When I tried the door, it was jammed.

My baby looked like a punk on angel dust. “That’s it, we’re shooting our way out of here!”

I told her to relax. “Maybe it’s stuck.”

When I tried it again, it opened.

My baby had a crazy look in her eyes. “Someone’s fucking with us!”

When I checked outside, the corridor was dark and empty.

“Who’s there?” I called. No answer.

I turned to my baby and shrugged.

She gave me that look. “Did a ghost knock the door?”

“Maybe it was nothing.”

“Well, let’s walk around and make sure.”

So, I told my baby to stay close and went out the door.

My baby tapped me on the back with her gun. “I’m right behind you.”

I pushed it away. “And watch where you’re pointing that thing.”

As we went through the passage, a light from the full moon filtered through an un-curtained window.

My baby was shaking behind me. “If there’s a monster, I’m shooting you first.”

“Then you’ll have no one to share the loot with.”

“Don’t tempt me.”

As we carried on walking, I tried a few doors, but they were locked. And then we heard a howling noise like a wolf baying at the moon.

We froze.

My baby looked over my shoulder. “What was that?”

I shrugged. “Probably the wind.”

She looked at me like I had rocks in my head. “Can the wind howl?”

My baby was giving me the heebie-jeebies. “Stay close, I got this.”

“If we get out of this, I never want to see you again.”

As we carried on walking, there were more howling. Then it stopped.

My baby gave me a funny look. “There’s howling and everyone’s still sleeping. Doesn’t that seem a little strange?”

“Maybe they’re deep sleepers?”

“Yeah, too deep.”

I handed her the bag behind me. “Here, take this while I go and investigate.”

When I was still holding the bag, I looked around. My baby was gone!

“Baby, where are you?” But I was greeted with silence.

“Stop messing around! Where are you?”

Only the haunting silence, then the howling started again.

“Who’s there?” I cried, waving the gun around.

More howling and scratching like claws scraping the walls.

This shit was creeping me out! “Hey, stop fucking around! Who’s there?”

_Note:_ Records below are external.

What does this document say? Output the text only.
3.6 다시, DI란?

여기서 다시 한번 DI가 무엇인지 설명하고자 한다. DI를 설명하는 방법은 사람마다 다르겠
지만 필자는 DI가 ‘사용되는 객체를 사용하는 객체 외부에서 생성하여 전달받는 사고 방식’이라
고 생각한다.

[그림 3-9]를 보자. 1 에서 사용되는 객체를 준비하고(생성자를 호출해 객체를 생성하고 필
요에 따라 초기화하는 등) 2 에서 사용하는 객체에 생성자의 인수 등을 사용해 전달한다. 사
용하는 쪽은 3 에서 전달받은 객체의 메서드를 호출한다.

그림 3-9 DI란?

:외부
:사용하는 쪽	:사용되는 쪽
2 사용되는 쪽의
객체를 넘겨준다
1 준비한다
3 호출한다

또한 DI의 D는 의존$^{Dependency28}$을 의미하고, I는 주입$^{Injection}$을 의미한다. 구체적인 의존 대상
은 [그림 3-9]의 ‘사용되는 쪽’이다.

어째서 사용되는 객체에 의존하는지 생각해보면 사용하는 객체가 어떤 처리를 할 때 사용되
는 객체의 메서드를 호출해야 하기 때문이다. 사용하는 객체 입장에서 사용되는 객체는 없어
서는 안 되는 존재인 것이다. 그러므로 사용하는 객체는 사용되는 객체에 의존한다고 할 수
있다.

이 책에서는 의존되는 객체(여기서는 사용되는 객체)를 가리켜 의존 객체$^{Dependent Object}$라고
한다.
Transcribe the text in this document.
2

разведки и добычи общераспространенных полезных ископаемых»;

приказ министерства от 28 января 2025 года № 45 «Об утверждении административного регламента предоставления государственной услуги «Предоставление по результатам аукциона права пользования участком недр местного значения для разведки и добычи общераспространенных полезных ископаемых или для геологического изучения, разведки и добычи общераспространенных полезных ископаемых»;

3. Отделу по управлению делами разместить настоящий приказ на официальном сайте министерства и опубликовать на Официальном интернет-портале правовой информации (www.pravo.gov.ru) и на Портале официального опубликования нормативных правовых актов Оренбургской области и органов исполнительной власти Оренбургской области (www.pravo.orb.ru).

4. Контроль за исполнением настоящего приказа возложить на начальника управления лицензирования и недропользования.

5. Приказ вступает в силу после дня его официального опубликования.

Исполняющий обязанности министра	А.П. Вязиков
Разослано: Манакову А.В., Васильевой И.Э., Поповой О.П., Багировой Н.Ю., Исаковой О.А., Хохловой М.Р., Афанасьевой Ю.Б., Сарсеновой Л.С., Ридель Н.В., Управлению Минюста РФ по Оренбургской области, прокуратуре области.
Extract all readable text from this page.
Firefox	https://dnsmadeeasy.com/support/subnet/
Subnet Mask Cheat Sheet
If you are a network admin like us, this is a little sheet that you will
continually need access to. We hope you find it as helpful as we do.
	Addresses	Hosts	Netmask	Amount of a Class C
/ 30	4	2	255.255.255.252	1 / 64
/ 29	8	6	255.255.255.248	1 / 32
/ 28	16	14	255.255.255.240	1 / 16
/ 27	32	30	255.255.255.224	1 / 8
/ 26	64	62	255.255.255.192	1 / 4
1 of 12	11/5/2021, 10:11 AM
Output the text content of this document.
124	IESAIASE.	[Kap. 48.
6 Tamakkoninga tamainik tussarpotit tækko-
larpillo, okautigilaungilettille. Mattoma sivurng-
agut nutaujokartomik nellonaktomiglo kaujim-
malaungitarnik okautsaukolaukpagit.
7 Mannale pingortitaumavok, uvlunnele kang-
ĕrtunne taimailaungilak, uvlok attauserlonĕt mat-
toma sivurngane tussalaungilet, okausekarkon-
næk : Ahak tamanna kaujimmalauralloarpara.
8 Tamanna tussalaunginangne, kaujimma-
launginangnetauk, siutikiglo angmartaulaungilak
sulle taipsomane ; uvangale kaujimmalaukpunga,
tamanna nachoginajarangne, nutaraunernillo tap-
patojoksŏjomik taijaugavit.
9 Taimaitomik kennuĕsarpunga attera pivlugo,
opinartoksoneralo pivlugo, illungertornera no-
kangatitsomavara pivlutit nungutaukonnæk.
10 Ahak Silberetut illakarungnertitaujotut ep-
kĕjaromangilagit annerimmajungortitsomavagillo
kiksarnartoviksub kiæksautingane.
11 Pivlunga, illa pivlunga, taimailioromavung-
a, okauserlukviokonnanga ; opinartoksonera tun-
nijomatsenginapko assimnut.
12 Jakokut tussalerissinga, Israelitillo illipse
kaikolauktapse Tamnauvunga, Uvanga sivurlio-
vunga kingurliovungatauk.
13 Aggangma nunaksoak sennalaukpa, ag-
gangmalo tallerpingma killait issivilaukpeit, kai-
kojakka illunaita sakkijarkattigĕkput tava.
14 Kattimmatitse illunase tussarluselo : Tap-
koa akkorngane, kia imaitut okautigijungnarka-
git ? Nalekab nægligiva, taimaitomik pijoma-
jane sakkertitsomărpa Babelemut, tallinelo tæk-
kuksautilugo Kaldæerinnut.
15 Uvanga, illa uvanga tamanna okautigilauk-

More howling and scraping.

I wanted to start blasting, but didn’t want to waste bullets. “Come out and show yourself!”

Scrape, scrape, scrape, and more howling.

“Come out, fucker, wherever you are!”

Scrape, scrape, scrape, scrape.

I had a mind to hot toe it out of there, but where to? So, I cried at my tormentor, “You can run, but you can’t hide!”

A shadow passed in front of me. Then it was gone.

Yeah, who was I kidding? I was imagining all kinds of crazy shit! Warm liquid was coursing down my pants. So, I screamed, “Alright! Alright! You win! I give up!”

But the howling and scraping came closer.